Not only are we not better off than we were four years ago it appears to be getting even worse. And Mort Zuckerman, a former Obama supporter has some thoughts on the subject as he discusses why businesses aren’t getting back to the business of growing the economy:
When governments are shown to be powerless or incompetent, ordinary people suddenly realise that their elected officials have neither the understanding, the political power and sometimes not even the will to do what is necessary. In part this is because they are scared of voter backlash. At that point despair and alienation takes control of public opinion and they concentrate on preserving what little of their long-term prospects and savings they can.
This dismal point we have reached today. Confidence in the US government has fallen so far that a recent Gallup poll found only 26 per cent approving the president’s management of the economy. And there is a sense that there are not too many effective tools left in the toolbox of the government.

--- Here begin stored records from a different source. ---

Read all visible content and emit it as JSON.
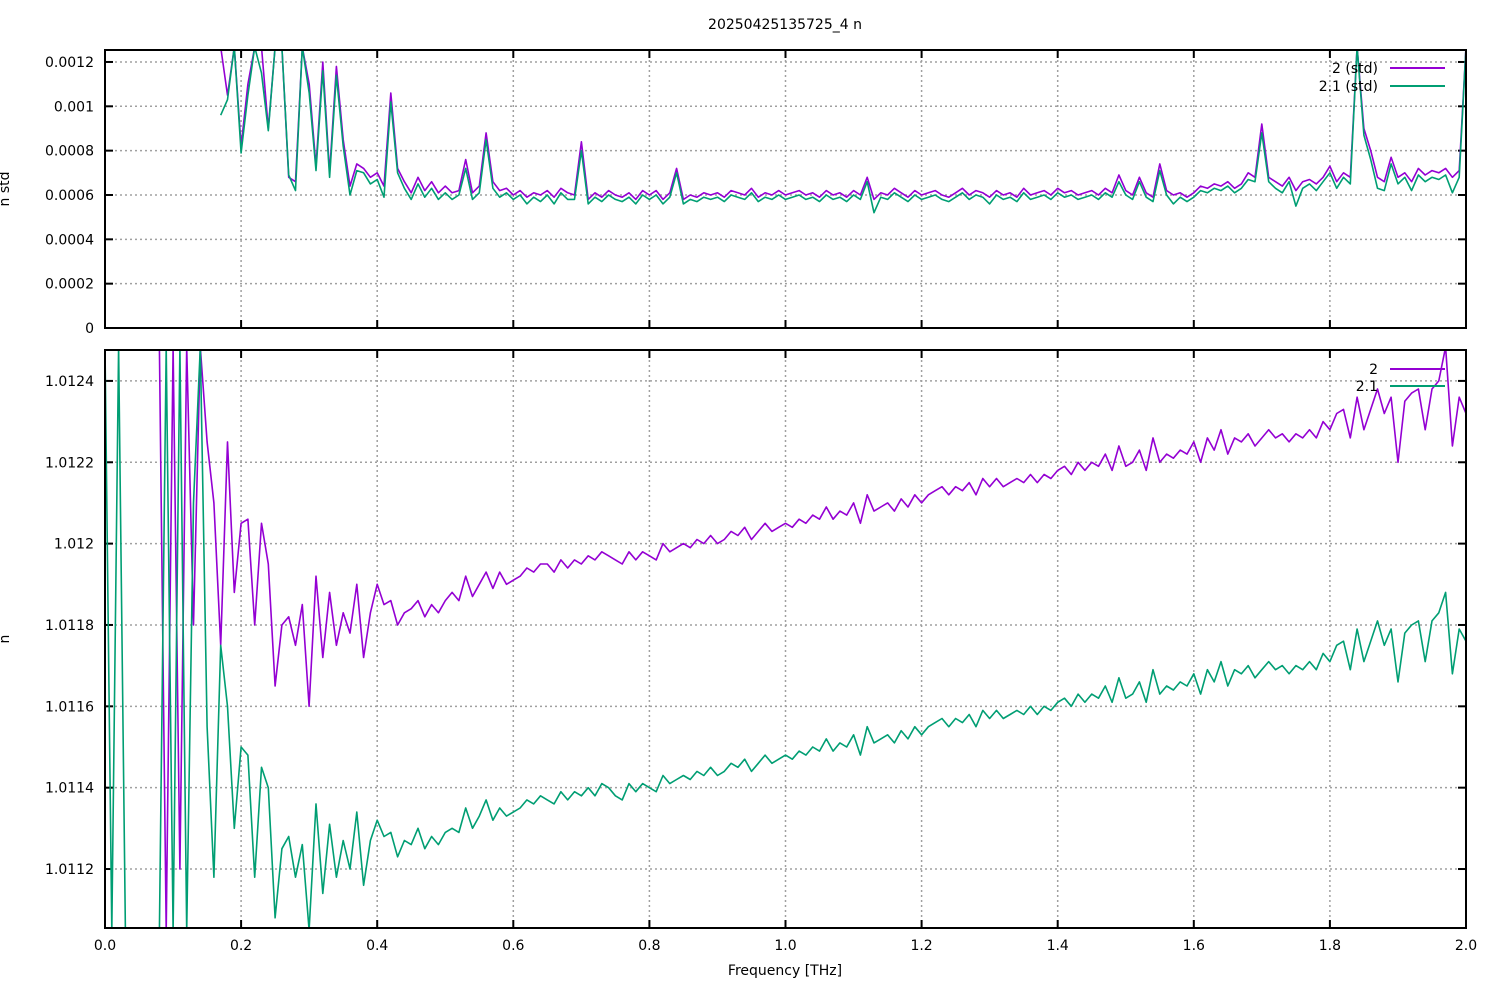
{
  "chart_data": {
    "type": "line",
    "title": "20250425135725_4 n",
    "xlabel": "Frequency [THz]",
    "xlim": [
      0,
      2.0
    ],
    "xticks": [
      "0.0",
      "0.2",
      "0.4",
      "0.6",
      "0.8",
      "1.0",
      "1.2",
      "1.4",
      "1.6",
      "1.8",
      "2.0"
    ],
    "grid": true,
    "colors": {
      "s2": "#9400d3",
      "s21": "#009e73"
    },
    "panels": [
      {
        "ylabel": "n std",
        "ylim": [
          0,
          0.001254
        ],
        "yticks": [
          0,
          0.0002,
          0.0004,
          0.0006,
          0.0008,
          0.001,
          0.0012
        ],
        "ytick_labels": [
          "0",
          "0.0002",
          "0.0004",
          "0.0006",
          "0.0008",
          "0.001",
          "0.0012"
        ],
        "legend_placement": "top-right",
        "series": [
          {
            "name": "2 (std)",
            "color": "#9400d3",
            "x_start": 0.17,
            "x_step": 0.01,
            "values": [
              0.0013,
              0.00105,
              0.0013,
              0.00082,
              0.0011,
              0.0013,
              0.0013,
              0.0009,
              0.0013,
              0.0013,
              0.00068,
              0.00066,
              0.0013,
              0.0011,
              0.00073,
              0.0012,
              0.0007,
              0.00118,
              0.00085,
              0.00064,
              0.00074,
              0.00072,
              0.00068,
              0.0007,
              0.00064,
              0.00106,
              0.00072,
              0.00066,
              0.00061,
              0.00068,
              0.00062,
              0.00066,
              0.00061,
              0.00064,
              0.00061,
              0.00062,
              0.00076,
              0.00061,
              0.00064,
              0.00088,
              0.00066,
              0.00062,
              0.00063,
              0.0006,
              0.00062,
              0.00059,
              0.00061,
              0.0006,
              0.00062,
              0.00059,
              0.00063,
              0.00061,
              0.0006,
              0.00084,
              0.00058,
              0.00061,
              0.00059,
              0.00062,
              0.0006,
              0.00059,
              0.00061,
              0.00058,
              0.00062,
              0.0006,
              0.00062,
              0.00058,
              0.00061,
              0.00072,
              0.00058,
              0.0006,
              0.00059,
              0.00061,
              0.0006,
              0.00061,
              0.00059,
              0.00062,
              0.00061,
              0.0006,
              0.00063,
              0.00059,
              0.00061,
              0.0006,
              0.00062,
              0.0006,
              0.00061,
              0.00062,
              0.0006,
              0.00061,
              0.00059,
              0.00062,
              0.0006,
              0.00061,
              0.00059,
              0.00062,
              0.0006,
              0.00068,
              0.00058,
              0.00061,
              0.0006,
              0.00063,
              0.00061,
              0.00059,
              0.00062,
              0.0006,
              0.00061,
              0.00062,
              0.0006,
              0.00059,
              0.00061,
              0.00063,
              0.0006,
              0.00062,
              0.00061,
              0.00059,
              0.00062,
              0.0006,
              0.00061,
              0.00059,
              0.00063,
              0.0006,
              0.00061,
              0.00062,
              0.0006,
              0.00063,
              0.00061,
              0.00062,
              0.0006,
              0.00061,
              0.00062,
              0.0006,
              0.00063,
              0.00061,
              0.00069,
              0.00062,
              0.0006,
              0.00068,
              0.00061,
              0.00059,
              0.00074,
              0.00062,
              0.0006,
              0.00061,
              0.00059,
              0.00061,
              0.00064,
              0.00063,
              0.00065,
              0.00064,
              0.00066,
              0.00063,
              0.00065,
              0.0007,
              0.00068,
              0.00092,
              0.00068,
              0.00066,
              0.00064,
              0.00068,
              0.00062,
              0.00066,
              0.00067,
              0.00065,
              0.00068,
              0.00073,
              0.00066,
              0.0007,
              0.00068,
              0.0013,
              0.0009,
              0.0008,
              0.00068,
              0.00066,
              0.00077,
              0.00068,
              0.0007,
              0.00066,
              0.00072,
              0.00069,
              0.00071,
              0.0007,
              0.00072,
              0.00068,
              0.00071,
              0.0013,
              0.00072,
              0.00071,
              0.00074,
              0.00072
            ]
          },
          {
            "name": "2.1 (std)",
            "color": "#009e73",
            "x_start": 0.17,
            "x_step": 0.01,
            "values": [
              0.00096,
              0.00103,
              0.0013,
              0.00079,
              0.00105,
              0.0013,
              0.00115,
              0.00089,
              0.0013,
              0.0013,
              0.00069,
              0.00062,
              0.0013,
              0.00106,
              0.00071,
              0.00116,
              0.00068,
              0.00114,
              0.00082,
              0.0006,
              0.00071,
              0.0007,
              0.00065,
              0.00067,
              0.00059,
              0.00102,
              0.0007,
              0.00063,
              0.00058,
              0.00065,
              0.00059,
              0.00063,
              0.00058,
              0.00061,
              0.00058,
              0.0006,
              0.00072,
              0.00058,
              0.00061,
              0.00085,
              0.00063,
              0.00059,
              0.00061,
              0.00058,
              0.0006,
              0.00056,
              0.00059,
              0.00057,
              0.0006,
              0.00056,
              0.00061,
              0.00058,
              0.00058,
              0.0008,
              0.00056,
              0.00059,
              0.00057,
              0.0006,
              0.00058,
              0.00057,
              0.00059,
              0.00056,
              0.0006,
              0.00058,
              0.0006,
              0.00056,
              0.00059,
              0.0007,
              0.00056,
              0.00058,
              0.00057,
              0.00059,
              0.00058,
              0.00059,
              0.00057,
              0.0006,
              0.00059,
              0.00058,
              0.00061,
              0.00057,
              0.00059,
              0.00058,
              0.0006,
              0.00058,
              0.00059,
              0.0006,
              0.00058,
              0.00059,
              0.00057,
              0.0006,
              0.00058,
              0.00059,
              0.00057,
              0.0006,
              0.00058,
              0.00066,
              0.00052,
              0.00059,
              0.00058,
              0.00061,
              0.00059,
              0.00057,
              0.0006,
              0.00058,
              0.00059,
              0.0006,
              0.00058,
              0.00057,
              0.00059,
              0.00061,
              0.00058,
              0.0006,
              0.00059,
              0.00056,
              0.0006,
              0.00058,
              0.00059,
              0.00057,
              0.00061,
              0.00058,
              0.00059,
              0.0006,
              0.00058,
              0.00061,
              0.00059,
              0.0006,
              0.00058,
              0.00059,
              0.0006,
              0.00058,
              0.00061,
              0.00059,
              0.00066,
              0.0006,
              0.00058,
              0.00066,
              0.00059,
              0.00057,
              0.00071,
              0.0006,
              0.00056,
              0.00059,
              0.00057,
              0.00059,
              0.00062,
              0.00061,
              0.00063,
              0.00062,
              0.00064,
              0.00061,
              0.00063,
              0.00067,
              0.00066,
              0.00088,
              0.00066,
              0.00063,
              0.00061,
              0.00066,
              0.00055,
              0.00063,
              0.00065,
              0.00062,
              0.00066,
              0.0007,
              0.00063,
              0.00068,
              0.00065,
              0.0013,
              0.00087,
              0.00076,
              0.00063,
              0.00062,
              0.00074,
              0.00065,
              0.00068,
              0.00062,
              0.00069,
              0.00066,
              0.00068,
              0.00067,
              0.00069,
              0.00061,
              0.00068,
              0.0013,
              0.00069,
              0.00068,
              0.00071,
              0.00066
            ]
          }
        ]
      },
      {
        "ylabel": "n",
        "ylim": [
          1.011055,
          1.012476
        ],
        "yticks": [
          1.0112,
          1.0114,
          1.0116,
          1.0118,
          1.012,
          1.0122,
          1.0124
        ],
        "ytick_labels": [
          "1.0112",
          "1.0114",
          "1.0116",
          "1.0118",
          "1.012",
          "1.0122",
          "1.0124"
        ],
        "legend_placement": "top-right",
        "series": [
          {
            "name": "2",
            "color": "#9400d3",
            "x_start": 0.08,
            "x_step": 0.01,
            "values": [
              1.013,
              1.0105,
              1.0128,
              1.0112,
              1.013,
              1.0118,
              1.013,
              1.01225,
              1.0121,
              1.01175,
              1.01225,
              1.01188,
              1.01205,
              1.01206,
              1.0118,
              1.01205,
              1.01195,
              1.01165,
              1.0118,
              1.01182,
              1.01175,
              1.01185,
              1.0116,
              1.01192,
              1.01172,
              1.01188,
              1.01175,
              1.01183,
              1.01178,
              1.0119,
              1.01172,
              1.01183,
              1.0119,
              1.01185,
              1.01186,
              1.0118,
              1.01183,
              1.01184,
              1.01186,
              1.01182,
              1.01185,
              1.01183,
              1.01186,
              1.01188,
              1.01186,
              1.01192,
              1.01187,
              1.0119,
              1.01193,
              1.01189,
              1.01193,
              1.0119,
              1.01191,
              1.01192,
              1.01194,
              1.01193,
              1.01195,
              1.01195,
              1.01193,
              1.01196,
              1.01194,
              1.01196,
              1.01195,
              1.01197,
              1.01196,
              1.01198,
              1.01197,
              1.01196,
              1.01195,
              1.01198,
              1.01196,
              1.01198,
              1.01197,
              1.01196,
              1.012,
              1.01198,
              1.01199,
              1.012,
              1.01199,
              1.01201,
              1.012,
              1.01202,
              1.012,
              1.01201,
              1.01203,
              1.01202,
              1.01204,
              1.01201,
              1.01203,
              1.01205,
              1.01203,
              1.01204,
              1.01205,
              1.01204,
              1.01206,
              1.01205,
              1.01207,
              1.01206,
              1.01209,
              1.01206,
              1.01208,
              1.01207,
              1.0121,
              1.01205,
              1.01212,
              1.01208,
              1.01209,
              1.0121,
              1.01208,
              1.01211,
              1.01209,
              1.01212,
              1.0121,
              1.01212,
              1.01213,
              1.01214,
              1.01212,
              1.01214,
              1.01213,
              1.01215,
              1.01212,
              1.01216,
              1.01214,
              1.01216,
              1.01214,
              1.01215,
              1.01216,
              1.01215,
              1.01217,
              1.01215,
              1.01217,
              1.01216,
              1.01218,
              1.01219,
              1.01217,
              1.0122,
              1.01218,
              1.0122,
              1.01219,
              1.01222,
              1.01218,
              1.01224,
              1.01219,
              1.0122,
              1.01223,
              1.01218,
              1.01226,
              1.0122,
              1.01222,
              1.01221,
              1.01223,
              1.01222,
              1.01225,
              1.0122,
              1.01226,
              1.01223,
              1.01228,
              1.01222,
              1.01226,
              1.01225,
              1.01227,
              1.01224,
              1.01226,
              1.01228,
              1.01226,
              1.01227,
              1.01225,
              1.01227,
              1.01226,
              1.01228,
              1.01226,
              1.0123,
              1.01228,
              1.01232,
              1.01233,
              1.01226,
              1.01236,
              1.01228,
              1.01233,
              1.01238,
              1.01232,
              1.01236,
              1.0122,
              1.01235,
              1.01237,
              1.01238,
              1.01228,
              1.01238,
              1.0124,
              1.0125,
              1.01224,
              1.01236,
              1.01232
            ]
          },
          {
            "name": "2.1",
            "color": "#009e73",
            "x_start": 0.0,
            "x_step": 0.01,
            "values": [
              1.013,
              1.01,
              1.013,
              1.01,
              null,
              null,
              null,
              null,
              1.01,
              1.013,
              1.0105,
              1.0125,
              1.0108,
              1.0121,
              1.0128,
              1.01155,
              1.01118,
              1.01175,
              1.0116,
              1.0113,
              1.0115,
              1.01148,
              1.01118,
              1.01145,
              1.0114,
              1.01108,
              1.01125,
              1.01128,
              1.01118,
              1.01126,
              1.01105,
              1.01136,
              1.01114,
              1.01131,
              1.01118,
              1.01127,
              1.0112,
              1.01134,
              1.01116,
              1.01127,
              1.01132,
              1.01128,
              1.01129,
              1.01123,
              1.01127,
              1.01126,
              1.0113,
              1.01125,
              1.01128,
              1.01126,
              1.01129,
              1.0113,
              1.01129,
              1.01135,
              1.0113,
              1.01133,
              1.01137,
              1.01132,
              1.01135,
              1.01133,
              1.01134,
              1.01135,
              1.01137,
              1.01136,
              1.01138,
              1.01137,
              1.01136,
              1.01139,
              1.01137,
              1.01139,
              1.01138,
              1.0114,
              1.01138,
              1.01141,
              1.0114,
              1.01138,
              1.01137,
              1.01141,
              1.01139,
              1.01141,
              1.0114,
              1.01139,
              1.01143,
              1.01141,
              1.01142,
              1.01143,
              1.01142,
              1.01144,
              1.01143,
              1.01145,
              1.01143,
              1.01144,
              1.01146,
              1.01145,
              1.01147,
              1.01144,
              1.01146,
              1.01148,
              1.01146,
              1.01147,
              1.01148,
              1.01147,
              1.01149,
              1.01148,
              1.0115,
              1.01149,
              1.01152,
              1.01149,
              1.01151,
              1.0115,
              1.01153,
              1.01148,
              1.01155,
              1.01151,
              1.01152,
              1.01153,
              1.01151,
              1.01154,
              1.01152,
              1.01155,
              1.01153,
              1.01155,
              1.01156,
              1.01157,
              1.01155,
              1.01157,
              1.01156,
              1.01158,
              1.01155,
              1.01159,
              1.01157,
              1.01159,
              1.01157,
              1.01158,
              1.01159,
              1.01158,
              1.0116,
              1.01158,
              1.0116,
              1.01159,
              1.01161,
              1.01162,
              1.0116,
              1.01163,
              1.01161,
              1.01163,
              1.01162,
              1.01165,
              1.01161,
              1.01167,
              1.01162,
              1.01163,
              1.01166,
              1.01161,
              1.01169,
              1.01163,
              1.01165,
              1.01164,
              1.01166,
              1.01165,
              1.01168,
              1.01163,
              1.01169,
              1.01166,
              1.01171,
              1.01165,
              1.01169,
              1.01168,
              1.0117,
              1.01167,
              1.01169,
              1.01171,
              1.01169,
              1.0117,
              1.01168,
              1.0117,
              1.01169,
              1.01171,
              1.01169,
              1.01173,
              1.01171,
              1.01175,
              1.01176,
              1.01169,
              1.01179,
              1.01171,
              1.01176,
              1.01181,
              1.01175,
              1.01179,
              1.01166,
              1.01178,
              1.0118,
              1.01181,
              1.01171,
              1.01181,
              1.01183,
              1.01188,
              1.01168,
              1.01179,
              1.01176
            ]
          }
        ]
      }
    ]
  }
}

So what is the Obama vision he plans on selling given Zuckerman’s spot on assessment. Is he going to sell he has suddenly become competent and his administration has finally figured out how to govern? That he’s now a leader? That his ideas aren’t warmed over leftovers that have failed every time they’ve been tried?
No wonder independents are deserting him.
What is Obama’s vision? Well if what we’ve been hearing from many on the left, it certainly isn’t a liberty lovers idea of utopia, but it appears that desperate times knocks the veneer off the “democratic” left:
One of them, former White House Budget Director Peter Orszag, penned a piece this week in the New Republic arguing, as the title says, "Why we need less democracy." Orszag wrote that "the country’s political polarization was growing worse — harming Washington’s ability to do the basic, necessary work of governing." His solution? "[W]e need to minimize the harm from legislative inertia by relying more on automatic policies and depoliticized commissions for certain policy decisions. In other words, radical as it sounds, we need to counter the gridlock of our political institutions by making them a bit less democratic."
Orszag’s view is typical of Obama White House alumni. Last year, former auto czar Steve Rattner wrote in his book, "Overhaul," "Either Congress needs to get its act together or we should explore alternatives. … If our country wants to do a better job of solving its problems, it needs to find a way to let talented government officials operate more like they do in the private sector." True to the founding ideals of the progressive movement, both men are suggesting that enlightened technocrats who know best should be allowed to operate the federal government independent of popular will.
Perhaps know-it-all bureaucrats can be forgiven for harboring such contempt for the voting public. But elected officials cannot. That’s why similar comments by Gov. Bev Perdue, D-N.C., are far more troubling. "I think we ought to suspend, perhaps, elections for Congress for two years and just tell them we won’t hold it against them, whatever decisions they make, to just let them help this country recover," Perdue told a Rotary Club gathering in suburban Raleigh this week. "I really hope that someone can agree with me on that."
Perdue’s office at first claimed her comments were made in jest. The subsequent release of the audio conclusively demonstrates otherwise.
For those of you agreeing with Rattner, democracy is a messy business and while there are certainly aspects of the private sector which should be integrated into government, hierarchical management is not one of them. We don’t work for the government, it is supposed to work for us. And I damn sure am not going to agree to giving that up for temporary convenience.
But it does sort of give you a righteous peek under the sheep’s clothing and a glimpse of the wolf, doesn’t it?